Ettore carries on up the stairs to the roof and emerges into the light. The guard had been snoozing, sitting with his back to the parapet and his knees drawn up. He struggles to his feet and swings his rifle up, then grins foolishly and waves when he recognises Ettore. He is young, and has a kind face; fair hair, a snub nose. Ettore can’t remember his name – Carlo? Pietro? He nods to him and negotiates the pitch of the roof to reach the edge, to lean over and look out. The dry rocky plain of the Murgia stretches away as far as he can see – the high plateau that rises inland and runs almost the length of Puglia, north to south, like a giant finger. High enough for the temperature to be lower than at the coast; high enough for there to be snow in the winter, sometimes. But he can see no rivers, no creeks, no lakes. He’s above the west wing of the quad, and against the wall below there’s a vegetable garden, green with care and water, looking garishly bright against the brown and grey hues of everything else. Little red tomatoes crawl along the ground on their vines; pumpkins too; zucchini; globular aubergines, not yet ripe. There’s a path lined with apricot and almond trees, leading to an ancient stone love seat beneath a bower of roses that have shed their petals in distress at the drought. The garden is centuries old; Marcie revived it when she first came, with her fast unravelling dreams of the romance of Italy. The love seat has cracked right down the middle. Slowly, slowly, the land will reclaim it. The air is clear today, as though even the dust hasn’t the energy to stir beneath such a sun, and slowly, from the direction of Gioia, a figure swathed in dark clothing walks towards the farm. Long before he can see her face Ettore recognises his sister, and the strutting way she walks with the weight of her son on her back. He hurries down to meet her.

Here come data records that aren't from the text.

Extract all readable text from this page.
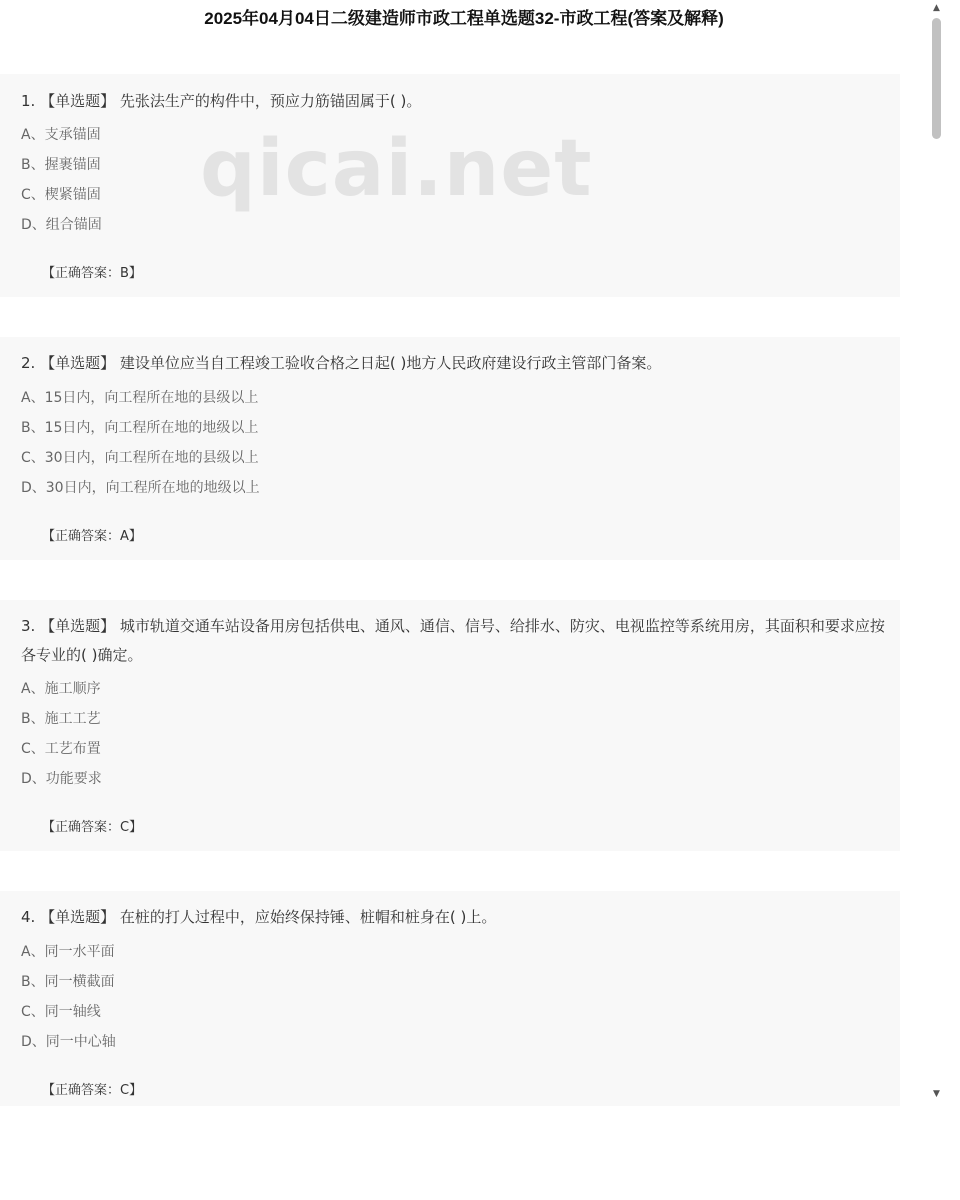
2025年04月04日二级建造师市政工程单选题32-市政工程(答案及解释)
qicai.net
1. 【单选题】 先张法生产的构件中，预应力筋锚固属于( )。
A、支承锚固
B、握裹锚固
C、楔紧锚固
D、组合锚固
【正确答案：B】
2. 【单选题】 建设单位应当自工程竣工验收合格之日起( )地方人民政府建设行政主管部门备案。
A、15日内，向工程所在地的县级以上
B、15日内，向工程所在地的地级以上
C、30日内，向工程所在地的县级以上
D、30日内，向工程所在地的地级以上
【正确答案：A】
3. 【单选题】 城市轨道交通车站设备用房包括供电、通风、通信、信号、给排水、防灾、电视监控等系统用房，其面积和要求应按各专业的( )确定。
A、施工顺序
B、施工工艺
C、工艺布置
D、功能要求
【正确答案：C】
4. 【单选题】 在桩的打人过程中，应始终保持锤、桩帽和桩身在( )上。
A、同一水平面
B、同一横截面
C、同一轴线
D、同一中心轴
【正确答案：C】
▲
▼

Paola waits for him at the gates, curling her fingers around the bars like a prisoner, and when she sees him walking towards her she grins – fleetingly, but it transforms her face and sends a jolt of joy through Ettore like a kick in the back. It’s been a long time since he saw his sister’s smile. He pulls her head towards him and presses his lips to her forehead, and they come away with the salt taste of her skin on them.
‘You’re up. You’re well,’ she says, and her relief is plain.
‘Yes. Soon I won’t need this thing.’ He smiles and raps the end of the crutch against the gate.
‘Don’t rush it. Let it heal.’
‘Yes, little mother.’
‘Don’t mock, just do as I tell you,’ she says, but she can’t be stern. Ettore reaches through and turns her shoulder to see his nephew. The baby is fast asleep with his face rucked up against Paola’s spine; his cheeks are marbled red, and he mumbles to himself when Ettore brushes his forehead. ‘Don’t wake him. He screamed half the night away.’